Ils indiquent avoir adressé cinq offres d'acquisition, qui ont donné lieu à des refus, sans motif légitime ou sont restés sans réponse de la part du vendeur.

Ils en déduisent que celui-ci, qui écrit dans ses conclusions l'attention qu'il a portée au choix des acquéreurs, qui devaient devenir ses voisins, a manifesté une véritable intention de les évincer de l'acquisition de ses terrains, ce qui traduit un comportement discriminatoire.

À titre confirmatif, l'intimé indique que les appelants l'ont contacté en juin 2018 alors que le lot numéro deux n'était pas commercialisé puisque le terrain devait être viabilisé et que le prix du bien n'était pas fixé. Il conteste tout accord de réservation en pré-commercialisation de ce lot, comme pouvant résulter des échanges entre les parties.

Il indique qu'il n'a pas approuvé la proposition d'achat formulée le 10 octobre 2018 en raison des conditions suspensives indiquées par les offrants et, ce, dès lors qu'il n'avait pas encore formulé la moindre offre de vente. Il estime en effet avoir communiqué loyalement aux appelants le prix de vente du lot numéro deux mais sans former la moindre offre de vente.

Il considère que les appelants ont fait preuve d'obstination afin d'acheter le plus rapidement possible, pour écarter toute concurrence malgré une offre moins compétitive.

Il indique que le 17 octobre 2018, les époux [J] lui ont adressé une offre d'achat d'un montant supérieur (310 000 euros) et sans condition suspensive.

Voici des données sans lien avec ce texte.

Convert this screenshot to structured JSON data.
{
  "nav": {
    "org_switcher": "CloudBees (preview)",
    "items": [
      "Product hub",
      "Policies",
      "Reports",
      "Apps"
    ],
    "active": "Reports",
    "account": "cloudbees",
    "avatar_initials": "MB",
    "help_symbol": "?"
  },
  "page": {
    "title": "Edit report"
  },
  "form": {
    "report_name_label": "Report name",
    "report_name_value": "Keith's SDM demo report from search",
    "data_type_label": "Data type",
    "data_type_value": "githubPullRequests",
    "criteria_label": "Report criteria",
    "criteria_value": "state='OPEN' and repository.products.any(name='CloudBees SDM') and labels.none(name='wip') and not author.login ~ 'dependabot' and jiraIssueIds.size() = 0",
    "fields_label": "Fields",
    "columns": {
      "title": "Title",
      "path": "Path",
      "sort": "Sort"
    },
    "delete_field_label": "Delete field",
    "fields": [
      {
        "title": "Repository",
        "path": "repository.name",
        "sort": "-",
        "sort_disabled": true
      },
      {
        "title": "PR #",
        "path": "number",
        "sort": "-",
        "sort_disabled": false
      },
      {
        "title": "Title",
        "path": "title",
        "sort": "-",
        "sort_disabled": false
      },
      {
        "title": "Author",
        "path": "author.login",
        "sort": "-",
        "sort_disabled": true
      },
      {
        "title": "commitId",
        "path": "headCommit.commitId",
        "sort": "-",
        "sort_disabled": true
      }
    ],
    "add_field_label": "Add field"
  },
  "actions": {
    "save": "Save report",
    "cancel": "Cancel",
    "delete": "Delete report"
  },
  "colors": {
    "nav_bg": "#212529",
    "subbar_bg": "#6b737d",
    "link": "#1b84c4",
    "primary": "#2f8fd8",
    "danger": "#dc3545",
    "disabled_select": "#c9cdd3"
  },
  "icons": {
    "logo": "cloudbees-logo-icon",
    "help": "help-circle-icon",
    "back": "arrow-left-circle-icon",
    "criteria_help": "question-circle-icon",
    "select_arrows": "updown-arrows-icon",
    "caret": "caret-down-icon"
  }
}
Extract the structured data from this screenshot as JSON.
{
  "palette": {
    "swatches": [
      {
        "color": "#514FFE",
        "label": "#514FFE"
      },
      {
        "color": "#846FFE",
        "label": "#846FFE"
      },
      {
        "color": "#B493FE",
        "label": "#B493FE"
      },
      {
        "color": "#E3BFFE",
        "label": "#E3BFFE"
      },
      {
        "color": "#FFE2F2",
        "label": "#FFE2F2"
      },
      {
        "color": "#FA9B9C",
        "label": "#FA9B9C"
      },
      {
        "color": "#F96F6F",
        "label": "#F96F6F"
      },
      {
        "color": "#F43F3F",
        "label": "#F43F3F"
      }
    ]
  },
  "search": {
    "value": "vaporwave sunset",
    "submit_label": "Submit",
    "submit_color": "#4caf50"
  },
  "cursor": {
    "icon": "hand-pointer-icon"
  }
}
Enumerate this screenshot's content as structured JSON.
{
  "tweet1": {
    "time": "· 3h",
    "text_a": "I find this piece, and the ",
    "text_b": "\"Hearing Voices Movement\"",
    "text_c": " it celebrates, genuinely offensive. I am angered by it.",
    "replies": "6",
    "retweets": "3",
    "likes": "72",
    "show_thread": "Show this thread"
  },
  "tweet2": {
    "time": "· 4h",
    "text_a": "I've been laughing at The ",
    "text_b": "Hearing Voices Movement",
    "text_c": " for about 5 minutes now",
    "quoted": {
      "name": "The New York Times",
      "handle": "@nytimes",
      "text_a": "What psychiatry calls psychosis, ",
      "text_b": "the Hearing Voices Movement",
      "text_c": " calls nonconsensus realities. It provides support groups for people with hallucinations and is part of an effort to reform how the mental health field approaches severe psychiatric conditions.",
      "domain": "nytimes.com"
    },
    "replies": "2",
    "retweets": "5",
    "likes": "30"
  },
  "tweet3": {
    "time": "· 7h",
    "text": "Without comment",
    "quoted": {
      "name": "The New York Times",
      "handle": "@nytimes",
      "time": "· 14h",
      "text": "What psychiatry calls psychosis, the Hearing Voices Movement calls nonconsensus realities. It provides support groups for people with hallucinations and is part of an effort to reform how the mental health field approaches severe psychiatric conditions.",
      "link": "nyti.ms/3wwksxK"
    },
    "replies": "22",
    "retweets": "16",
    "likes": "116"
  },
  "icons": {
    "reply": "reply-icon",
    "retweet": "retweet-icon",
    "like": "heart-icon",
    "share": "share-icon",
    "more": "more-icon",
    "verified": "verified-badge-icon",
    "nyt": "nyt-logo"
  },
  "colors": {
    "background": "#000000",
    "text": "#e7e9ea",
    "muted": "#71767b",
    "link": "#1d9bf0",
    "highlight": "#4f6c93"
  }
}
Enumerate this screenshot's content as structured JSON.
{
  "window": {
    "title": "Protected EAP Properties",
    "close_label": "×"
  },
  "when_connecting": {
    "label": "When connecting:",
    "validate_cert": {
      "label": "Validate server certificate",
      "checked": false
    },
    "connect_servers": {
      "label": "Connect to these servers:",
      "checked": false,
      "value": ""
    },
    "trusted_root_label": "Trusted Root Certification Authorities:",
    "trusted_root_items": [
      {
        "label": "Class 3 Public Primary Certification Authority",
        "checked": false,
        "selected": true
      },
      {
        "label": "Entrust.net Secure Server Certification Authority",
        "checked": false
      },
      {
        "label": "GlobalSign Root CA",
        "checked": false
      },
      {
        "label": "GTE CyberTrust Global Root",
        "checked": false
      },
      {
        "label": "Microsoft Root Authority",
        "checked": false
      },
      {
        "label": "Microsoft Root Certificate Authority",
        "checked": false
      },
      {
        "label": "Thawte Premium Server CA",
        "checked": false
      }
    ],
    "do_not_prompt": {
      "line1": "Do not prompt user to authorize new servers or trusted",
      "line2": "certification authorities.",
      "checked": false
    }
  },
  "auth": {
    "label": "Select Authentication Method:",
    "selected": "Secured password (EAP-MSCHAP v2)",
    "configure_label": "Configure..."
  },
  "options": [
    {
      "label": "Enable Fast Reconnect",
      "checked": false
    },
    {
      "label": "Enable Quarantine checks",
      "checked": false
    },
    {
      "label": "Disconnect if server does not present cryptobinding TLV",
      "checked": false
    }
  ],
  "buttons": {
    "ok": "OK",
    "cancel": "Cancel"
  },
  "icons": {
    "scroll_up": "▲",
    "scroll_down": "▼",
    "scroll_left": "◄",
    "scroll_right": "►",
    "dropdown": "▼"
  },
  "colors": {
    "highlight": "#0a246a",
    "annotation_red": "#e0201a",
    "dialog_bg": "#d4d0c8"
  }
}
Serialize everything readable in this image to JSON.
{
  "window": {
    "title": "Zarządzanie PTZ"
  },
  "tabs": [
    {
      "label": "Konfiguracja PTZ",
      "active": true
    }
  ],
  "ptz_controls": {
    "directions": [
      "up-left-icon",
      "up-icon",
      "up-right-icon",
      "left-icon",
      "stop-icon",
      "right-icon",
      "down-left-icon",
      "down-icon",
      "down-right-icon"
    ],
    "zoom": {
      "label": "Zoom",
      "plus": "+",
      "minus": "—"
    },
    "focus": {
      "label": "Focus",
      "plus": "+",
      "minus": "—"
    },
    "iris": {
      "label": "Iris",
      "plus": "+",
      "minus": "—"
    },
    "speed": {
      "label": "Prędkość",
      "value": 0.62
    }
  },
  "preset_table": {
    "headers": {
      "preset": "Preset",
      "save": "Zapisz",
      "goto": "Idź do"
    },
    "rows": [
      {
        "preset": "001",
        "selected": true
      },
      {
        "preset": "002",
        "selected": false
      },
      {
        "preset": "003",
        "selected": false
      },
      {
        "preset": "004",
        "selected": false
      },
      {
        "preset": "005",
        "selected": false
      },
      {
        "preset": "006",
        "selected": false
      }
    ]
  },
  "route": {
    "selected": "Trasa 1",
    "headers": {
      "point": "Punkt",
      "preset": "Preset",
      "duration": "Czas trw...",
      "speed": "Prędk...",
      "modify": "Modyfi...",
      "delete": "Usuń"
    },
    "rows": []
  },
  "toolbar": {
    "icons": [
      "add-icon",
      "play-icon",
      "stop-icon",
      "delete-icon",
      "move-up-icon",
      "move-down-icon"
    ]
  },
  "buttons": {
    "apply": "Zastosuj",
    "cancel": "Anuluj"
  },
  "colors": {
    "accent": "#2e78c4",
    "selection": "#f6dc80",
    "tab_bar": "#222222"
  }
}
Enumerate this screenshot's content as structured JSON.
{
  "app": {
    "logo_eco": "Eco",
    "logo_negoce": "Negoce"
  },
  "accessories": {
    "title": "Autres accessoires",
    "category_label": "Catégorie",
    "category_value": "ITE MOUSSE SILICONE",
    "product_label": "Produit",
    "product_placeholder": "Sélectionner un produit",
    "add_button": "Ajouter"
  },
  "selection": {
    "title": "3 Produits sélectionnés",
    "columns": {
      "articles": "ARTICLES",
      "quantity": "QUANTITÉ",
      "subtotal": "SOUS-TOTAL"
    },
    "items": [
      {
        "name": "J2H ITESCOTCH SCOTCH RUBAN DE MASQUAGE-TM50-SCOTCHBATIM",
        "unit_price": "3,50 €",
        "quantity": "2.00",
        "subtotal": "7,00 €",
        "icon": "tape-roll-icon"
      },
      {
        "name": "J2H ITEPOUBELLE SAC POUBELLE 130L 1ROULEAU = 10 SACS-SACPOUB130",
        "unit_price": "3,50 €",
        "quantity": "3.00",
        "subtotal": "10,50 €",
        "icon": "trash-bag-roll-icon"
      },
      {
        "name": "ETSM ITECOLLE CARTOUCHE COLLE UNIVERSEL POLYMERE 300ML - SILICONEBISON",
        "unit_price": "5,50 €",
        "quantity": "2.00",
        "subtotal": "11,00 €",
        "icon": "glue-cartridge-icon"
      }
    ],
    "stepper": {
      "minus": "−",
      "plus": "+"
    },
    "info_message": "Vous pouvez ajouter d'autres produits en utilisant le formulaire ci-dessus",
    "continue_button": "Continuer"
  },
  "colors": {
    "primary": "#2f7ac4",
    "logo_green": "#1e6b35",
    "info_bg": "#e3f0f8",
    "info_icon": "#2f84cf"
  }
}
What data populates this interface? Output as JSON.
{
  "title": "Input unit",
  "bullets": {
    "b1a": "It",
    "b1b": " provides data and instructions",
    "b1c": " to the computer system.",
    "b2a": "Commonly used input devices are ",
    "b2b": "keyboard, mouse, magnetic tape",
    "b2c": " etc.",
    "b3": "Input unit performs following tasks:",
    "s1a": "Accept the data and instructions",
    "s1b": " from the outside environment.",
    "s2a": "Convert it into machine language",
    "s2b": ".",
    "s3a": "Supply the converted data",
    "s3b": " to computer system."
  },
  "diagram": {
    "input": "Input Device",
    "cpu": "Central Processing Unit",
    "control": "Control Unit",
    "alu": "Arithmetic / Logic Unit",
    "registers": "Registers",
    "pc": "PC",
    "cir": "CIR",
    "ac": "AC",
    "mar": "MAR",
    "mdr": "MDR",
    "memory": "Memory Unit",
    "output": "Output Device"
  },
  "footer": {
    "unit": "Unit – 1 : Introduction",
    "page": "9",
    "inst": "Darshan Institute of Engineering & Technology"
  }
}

Il précise qu'il a alors avisé les appelants de cette offre, pour leur permettre de former une contre-proposition. Il fait valoir que les appelants n'ont alors demandé aucun délai pour étudier cette possibilité.

Il approuve le tribunal d'avoir retenu que, en présence d'une réserve à l'offre ou d'une demande de modification de celle-ci par l'acceptant, celui-ci a présenté une contre-proposition qui n'est pas susceptible de réaliser la formation du contrat.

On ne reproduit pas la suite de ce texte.